Uber will take ‘years’ to make a profit, CTO says
Updated 0723 GMT (1523 HKT) July 9, 2019
Uber will take at least “a few years” to become profitable, according to one of the ride hailing firm’s top executives.
The industry right now “is very competitive,” Uber’s chief technology officer Thuan Pham said at a tech conference in Hong Kong on Tuesday. “We have local competitors everywhere trying to aggressively expand to grow their business, and we have to compete vigorously.”
Uber (UBER)is fending off rivals like India’s Ola and China’s Didi Chuxing in many of the 700 cities where it operates, and holding onto top spot in the market often means dropping prices.
The ride-hailing company posted a loss of more than $1 billion in the first three months of this year, and analysts surveyed by Refinitiv forecast it will continue losing billions well into next year.
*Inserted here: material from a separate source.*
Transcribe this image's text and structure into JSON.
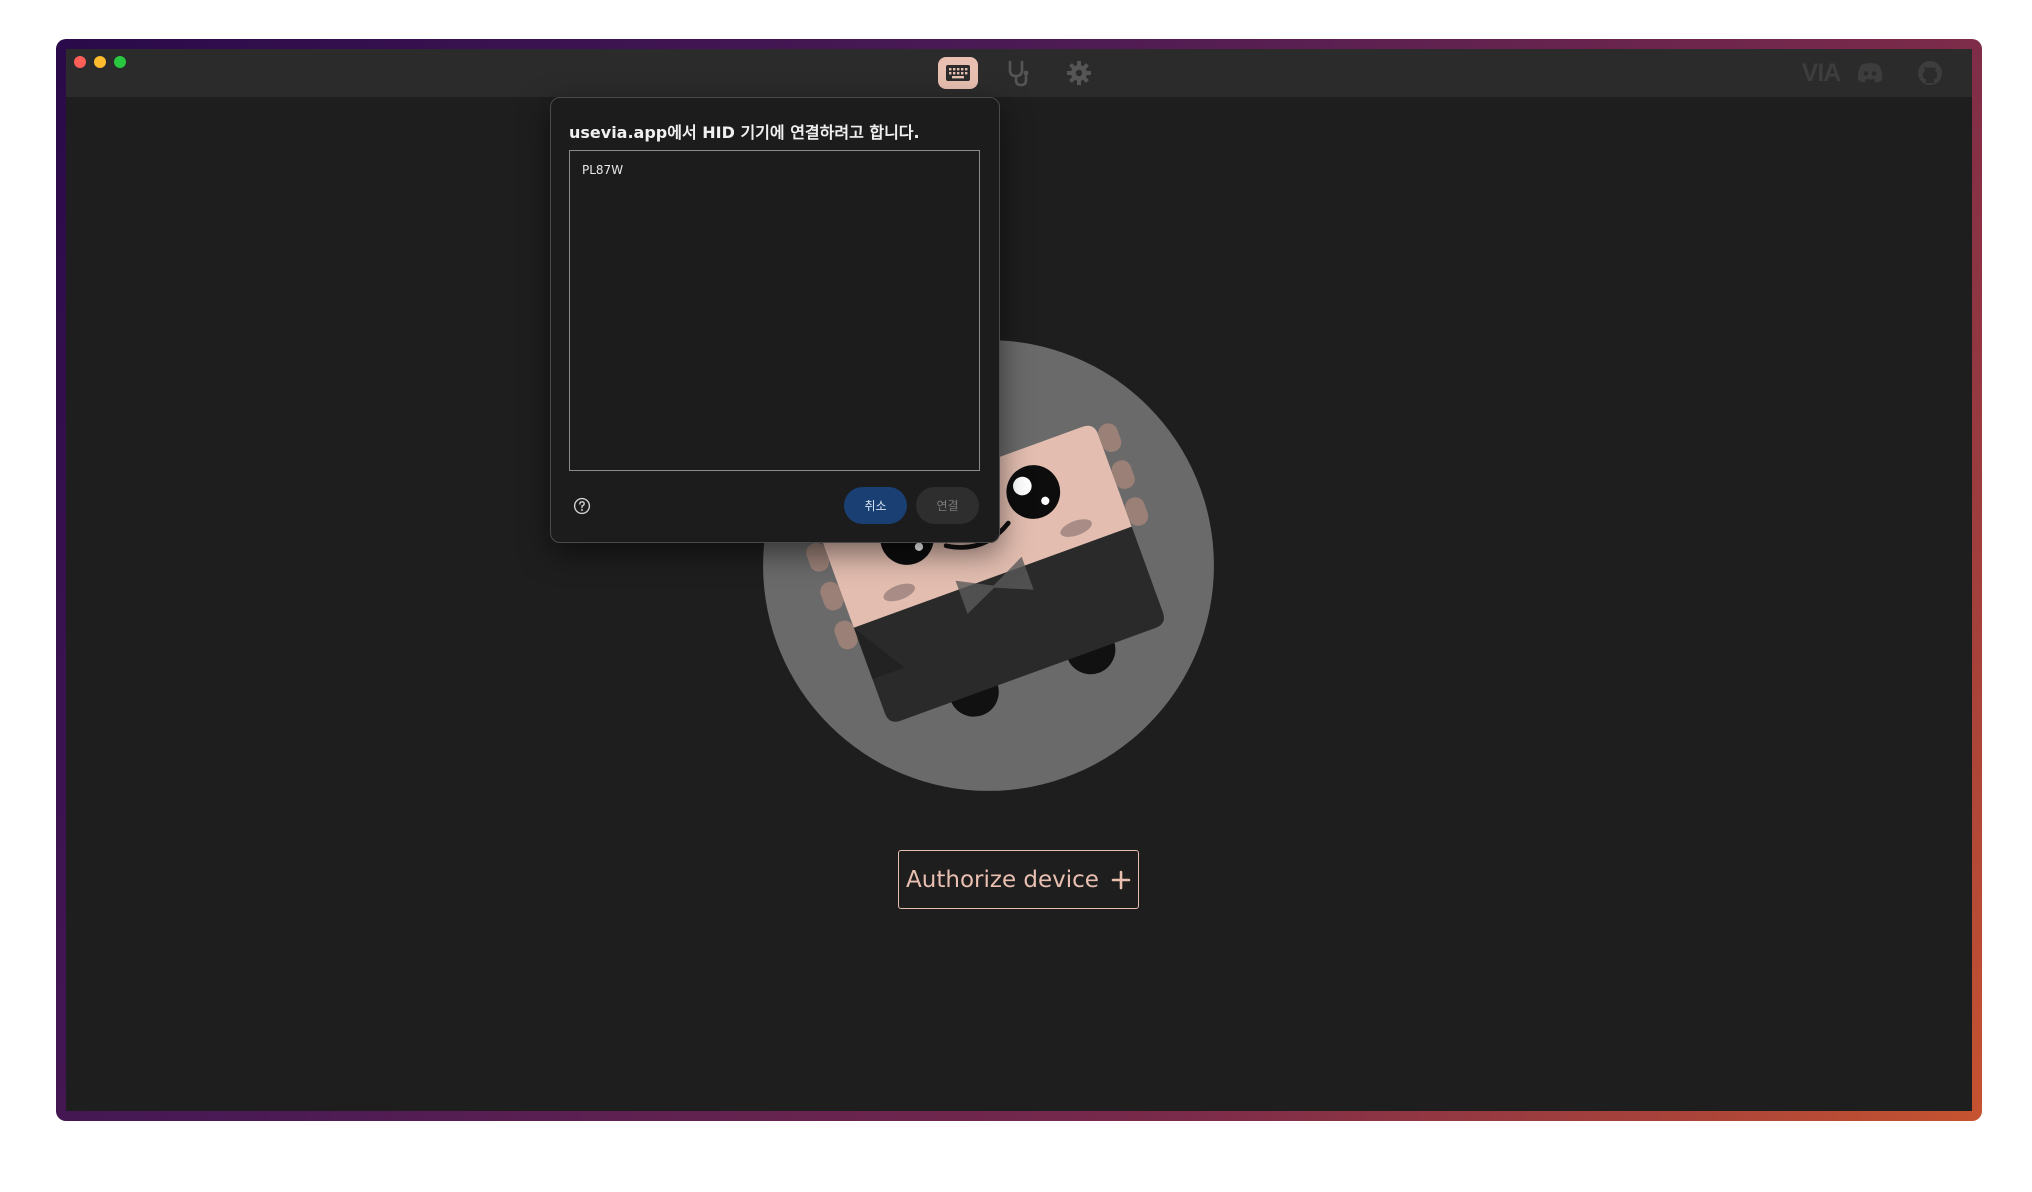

In mature markets like the United States, where rival Lyft (LYFT)has also gone public, Pham predicts multiple companies will soon start to co-exist in a profitable way.
But even when Uber does become profitable, he says the company’s business model is unlikely to rake in huge profit margins.
“Our model is more like Amazon, where we have lots of transactions and maybe make a few pennies per transaction,” Pham said.
Amazon (AMZN) made a record profit of $3.6 billion in the first three months of 2019, though its revenue growth has slowed. For years, the company was known for bleeding money as it invested heavily in its businesses and rapidly increased revenue.
Uber, which went public in May this year, faces an uphill battle to win over Wall Street investors concerned about its history of steep losses and slowing revenue growth.
The ride-hailing firm is hanging its hopes on on self-driving cars, spending aggressively to develop the software and tech needed to bring autonomous cars to market.
“When that technology works, that’s when price point will drop significantly, and then the market will expand much quicker. And we have an active effort on that technology,” said Pham.
Uber’s self-driving car unit secured $1 billion in fresh funds in April, just before the company went public. The cash boost valued Uber’s Advanced Technologies Group at $7.25 billion.
The era of autonomous cars and the regulations that will govern them is still a few years away. Uber’s efforts were set back when a self-driven Uber SUV struck and killed a pedestrian in Tempe, Arizona, in March 2018. Officials said earlier this year that Uber would not face criminal charges over the incident.
Until self-driving cars are the norm, Pham said, Uber has to offer new services that get more people using the app at a lower price point, like the Uber Bus service launched in Egypt and Mexico last year.
All that means Uber investors should buckle in for a long ride.
“If people invest in Uber, they should be long-term investments,” said Pham. “We’re not in this business for the profit in the next year or two, we’re thinking about changing the landscape of transportation.”
“That’s going to take years if not decades to fully realize,” he said.
Shares in Uber closed down 1.3% in New York on Monday.